Y quizás una aplicación, en el futuro, les recuerde a mis sobrinos, por el mero hecho de pasar por una esquina, que su tío Julito, todos los viernes, tomaba café en ese bar después de hacer su columna en la radio.
La app “más allá” que estará disponible en Alexa o en el Google Home pedirá acceso a los perfiles digitales después de nuestra partida terrenal, y podrá contestar qué música le gustaba más a su tío, su padre o madre que ya no está presente.
Quiero preguntarle a Google Home sobre Etelvino y que me cuente sobre su travesía.
Que tome su voz y lea sus mensajes, sus mails preferidos o las notas que más releyó un día nublado de enero.
“Ok, Google, muéstrame las mascotas de mi tío Julito”, preguntará Julieta, mi sobrina.
Y Google mostrará a todos los seres que complementaron mi vida.
Así luce parte del embalsamamiento:
Estoy dejando un montón de conexiones, de fragmentos estructurados, y que en el futuro, cuando exista esa aplicación del “más allá”, estos datos resucitarán mi ser y estaré allí y nada habrá sido en vano.
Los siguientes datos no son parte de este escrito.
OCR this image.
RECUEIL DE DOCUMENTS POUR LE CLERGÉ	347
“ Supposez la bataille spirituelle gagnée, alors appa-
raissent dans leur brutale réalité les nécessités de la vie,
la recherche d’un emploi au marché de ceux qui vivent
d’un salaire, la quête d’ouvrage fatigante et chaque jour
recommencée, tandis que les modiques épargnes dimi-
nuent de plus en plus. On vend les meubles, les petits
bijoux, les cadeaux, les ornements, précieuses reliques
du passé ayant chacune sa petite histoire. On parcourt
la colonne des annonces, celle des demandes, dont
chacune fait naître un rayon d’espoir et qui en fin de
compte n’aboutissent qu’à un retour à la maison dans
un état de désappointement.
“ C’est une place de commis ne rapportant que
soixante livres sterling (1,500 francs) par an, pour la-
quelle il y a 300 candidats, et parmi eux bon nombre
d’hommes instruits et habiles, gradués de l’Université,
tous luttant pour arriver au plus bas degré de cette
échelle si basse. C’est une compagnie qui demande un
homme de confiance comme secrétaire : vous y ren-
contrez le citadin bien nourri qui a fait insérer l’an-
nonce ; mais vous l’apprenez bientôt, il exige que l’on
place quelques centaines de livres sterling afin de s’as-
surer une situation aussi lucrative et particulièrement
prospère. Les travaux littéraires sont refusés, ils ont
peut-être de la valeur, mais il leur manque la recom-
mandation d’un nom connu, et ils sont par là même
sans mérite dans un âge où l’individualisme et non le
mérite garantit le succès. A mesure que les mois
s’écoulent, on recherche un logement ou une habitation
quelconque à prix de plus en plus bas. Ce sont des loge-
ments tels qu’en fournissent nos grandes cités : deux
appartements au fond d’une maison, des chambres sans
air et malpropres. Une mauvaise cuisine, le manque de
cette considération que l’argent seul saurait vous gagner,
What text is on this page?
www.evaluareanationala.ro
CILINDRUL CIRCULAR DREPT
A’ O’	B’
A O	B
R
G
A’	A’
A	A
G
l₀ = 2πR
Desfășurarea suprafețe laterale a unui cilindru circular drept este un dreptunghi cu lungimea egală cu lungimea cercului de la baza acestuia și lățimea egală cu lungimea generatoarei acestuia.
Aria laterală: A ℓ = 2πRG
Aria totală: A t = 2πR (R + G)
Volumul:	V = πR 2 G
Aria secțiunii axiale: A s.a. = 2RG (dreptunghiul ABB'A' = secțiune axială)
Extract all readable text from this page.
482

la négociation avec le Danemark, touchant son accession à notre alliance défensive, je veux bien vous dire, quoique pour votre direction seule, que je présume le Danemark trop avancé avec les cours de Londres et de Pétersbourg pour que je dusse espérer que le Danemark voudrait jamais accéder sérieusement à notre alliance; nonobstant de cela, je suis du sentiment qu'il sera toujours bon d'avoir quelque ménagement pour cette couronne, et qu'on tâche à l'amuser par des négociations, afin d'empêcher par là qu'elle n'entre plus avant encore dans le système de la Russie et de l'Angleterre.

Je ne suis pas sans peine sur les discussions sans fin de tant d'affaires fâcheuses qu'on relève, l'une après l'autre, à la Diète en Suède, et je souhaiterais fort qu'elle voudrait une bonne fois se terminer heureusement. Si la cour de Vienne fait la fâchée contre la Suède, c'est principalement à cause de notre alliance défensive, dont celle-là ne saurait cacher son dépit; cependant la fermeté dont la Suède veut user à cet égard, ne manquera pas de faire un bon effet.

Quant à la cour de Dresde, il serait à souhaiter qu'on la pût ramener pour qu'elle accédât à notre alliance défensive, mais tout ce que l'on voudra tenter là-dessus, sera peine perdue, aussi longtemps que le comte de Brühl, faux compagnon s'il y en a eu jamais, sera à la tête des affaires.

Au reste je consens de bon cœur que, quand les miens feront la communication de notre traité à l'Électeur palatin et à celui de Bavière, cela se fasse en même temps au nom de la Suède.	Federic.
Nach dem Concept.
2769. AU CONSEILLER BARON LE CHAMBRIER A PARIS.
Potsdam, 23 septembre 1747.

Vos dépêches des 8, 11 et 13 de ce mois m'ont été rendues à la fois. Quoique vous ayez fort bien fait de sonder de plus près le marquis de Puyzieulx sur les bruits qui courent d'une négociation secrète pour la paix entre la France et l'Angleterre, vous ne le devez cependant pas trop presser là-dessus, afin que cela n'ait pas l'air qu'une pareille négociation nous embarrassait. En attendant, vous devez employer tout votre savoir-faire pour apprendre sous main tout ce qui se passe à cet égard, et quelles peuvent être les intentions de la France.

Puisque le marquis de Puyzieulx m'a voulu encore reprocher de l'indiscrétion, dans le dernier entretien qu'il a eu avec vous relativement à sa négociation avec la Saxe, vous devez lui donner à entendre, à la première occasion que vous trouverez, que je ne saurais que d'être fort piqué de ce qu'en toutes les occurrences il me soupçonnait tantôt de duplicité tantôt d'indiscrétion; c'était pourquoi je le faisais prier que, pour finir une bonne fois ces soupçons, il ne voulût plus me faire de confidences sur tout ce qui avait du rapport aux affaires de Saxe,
Paradójicamente, cuando muera, subiré y viviré en la nube, y desde allí no miraré hacia abajo. Seré parte de un todo.
Seré un alma digital.
Y no solo trascenderé para mis seres queridos que todavía no nacieron sino que seré trascendente y parte de “un todo” para el resto del mundo también. ya que mi perfilamiento habrá servido además para deducir comportamientos de otros, como si fuera una variable o quizás un valor más en el resultado de una estadística.
Me inmortalizaré y estaré sintetizado como parte de un dato vital para la resolución de un algoritmo.
Es ahí donde residirá, por fin, mi granito de arena para la humanidad.
Vamos a vivir para siempre, se los garantizo.
“Alexa, ¿qué pensaba mi tío Julito sobre la muerte?”.